Oleh Sri Rahayu Lesmanawaty (Aktivis Muslimah Peduli Generasi)
ظَهَرَ الْفَسَادُ فِى الْبَرِّ وَالْبَحْرِ بِمَا كَسَبَتْ اَيْدِى النَّاسِ لِيُذِيْقَهُمْ بَعْضَ الَّذِيْ عَمِلُوْا لَعَلَّهُمْ يَرْجِعُوْنَ – ٤١
“Telah tampak kesusakan di darat dan di laut disebabkan karena perbuatan tangan manusia; Allah menghendaki agar mereka merasakan sebagian dari (akibat) perbuatan mereka, agar mereka kembali (ke jalan yang benar).” (QS. Arruum: 41).
Subhanallah. Belum lama ini bencana besar telah menimpa dua kota di Jawa Barat.
Dikutip dari detikjabar, 06-12-2024, di Sukabumi, korban meninggal dunia tercatat lima orang, yang tersebar di Kecamatan Simpenan dan Ciemas. Selain itu, empat orang dilaporkan hilang di Simpenan, Gegerbitung, Tegal Buleud, dan Pabuaran. Kemudian sebanyak 1.487 KK atau 3.497 jiwa terdampak, 389 KKatau 1.400 jiwa mengungsi, rumah rusak sebanyak 589 unit. Kondisi diperburuk dengan akses jalan dan jembatan yang putus sehingga alat berat sulit masuk ke lokasi bencana.
Di Cianjur, bencana melanda 15 kecamatan, termasuk Kadupandak, Takokak, Agrabinta, dan Campaka. Data sementara mencatat 185 rumah rusak, 381 rumah terendam, dan 75 rumah terancam. Sebanyak dua orang meninggal dunia dan satu orang luka-luka.

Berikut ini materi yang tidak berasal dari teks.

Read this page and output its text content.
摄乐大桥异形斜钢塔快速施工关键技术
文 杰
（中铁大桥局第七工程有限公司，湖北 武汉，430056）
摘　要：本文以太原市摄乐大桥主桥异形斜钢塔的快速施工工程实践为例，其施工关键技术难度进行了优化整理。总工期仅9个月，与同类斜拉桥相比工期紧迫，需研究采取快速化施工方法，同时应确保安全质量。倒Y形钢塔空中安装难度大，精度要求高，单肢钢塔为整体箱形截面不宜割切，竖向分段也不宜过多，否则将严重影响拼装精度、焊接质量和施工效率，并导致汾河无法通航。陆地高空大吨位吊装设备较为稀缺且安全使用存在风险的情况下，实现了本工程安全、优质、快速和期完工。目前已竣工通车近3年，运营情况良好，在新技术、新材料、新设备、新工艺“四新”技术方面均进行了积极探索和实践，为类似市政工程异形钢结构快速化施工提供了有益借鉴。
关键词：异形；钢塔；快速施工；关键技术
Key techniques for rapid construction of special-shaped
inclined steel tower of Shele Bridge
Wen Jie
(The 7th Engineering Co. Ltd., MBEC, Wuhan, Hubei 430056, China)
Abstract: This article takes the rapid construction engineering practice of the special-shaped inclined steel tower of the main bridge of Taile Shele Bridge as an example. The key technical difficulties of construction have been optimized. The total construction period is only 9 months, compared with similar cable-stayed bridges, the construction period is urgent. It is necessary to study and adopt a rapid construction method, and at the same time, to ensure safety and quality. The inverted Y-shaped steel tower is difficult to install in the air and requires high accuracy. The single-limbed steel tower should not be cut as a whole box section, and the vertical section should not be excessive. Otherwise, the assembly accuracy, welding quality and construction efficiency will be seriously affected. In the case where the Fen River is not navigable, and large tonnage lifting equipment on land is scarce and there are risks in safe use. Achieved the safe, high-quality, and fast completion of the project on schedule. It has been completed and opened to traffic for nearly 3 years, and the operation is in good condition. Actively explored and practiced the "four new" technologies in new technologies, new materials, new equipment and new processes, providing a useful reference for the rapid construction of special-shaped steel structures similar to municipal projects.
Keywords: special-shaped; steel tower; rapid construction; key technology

Lebih dari 1.375 jiwa terdampak, dengan 31 jalan di wilayah tersebut mengalami kerusakan.
Plt Kepala BPBD Jabar Anne Heramdianne mengatakan, bencana alam yang terjadi di Kabupaten Sukabumi merupakan terparah dalam 10 tahun terakhir. Hal ini terjadi karena banyak alih fungsi lahan untuk kegiatan ekonomi yang justru mengubah alam.
Memperhatikan kondisi ini sehatinya penyebab bencana ternyata bukan hanya sekadar faktor alam tetapi karena ulah tangan-tangan manusia, yaitu banyaknya pelanggaran syariat karena kehidupan tidak diatur dengan syariat yang benar (Islam). Termasuk eksploitasi alam atas nama pembangunan.
Mitigasi Komprehensif Harus Dilakukan
Berulangnya bencana yang memakan banyak korban menunjukkan bahwa kita butuh upaya mitigasi komprehensif agar bisa optimal mencegah bencana dan menyelamatkan masyarakat. Kita harus melihat persoalan bukan hanya pada aspek hilir, yaitu penyelesaian setelah bencana terjadi. Namun, kita perlu merunut ke aspek hulu (penyebab bencana) sehingga kita mendapatkan solusi preventif yang efektif.
Sejatinya, terjadinya bencana bukan hanya karena faktor alam berupa curah hujan yang tinggi, tetapi berkaitan erat dengan kebijakan pembangunan negara selama ini yang destruktif. Misalnya, ketika negara membiarkan penebangan hutan secara berlebihan, tentu akibatnya adalah bencana banjir. Juga penggunaan kawasan hutan yang rawan bencana untuk aktivitas wisata, tentu membahayakan banyak nyawa.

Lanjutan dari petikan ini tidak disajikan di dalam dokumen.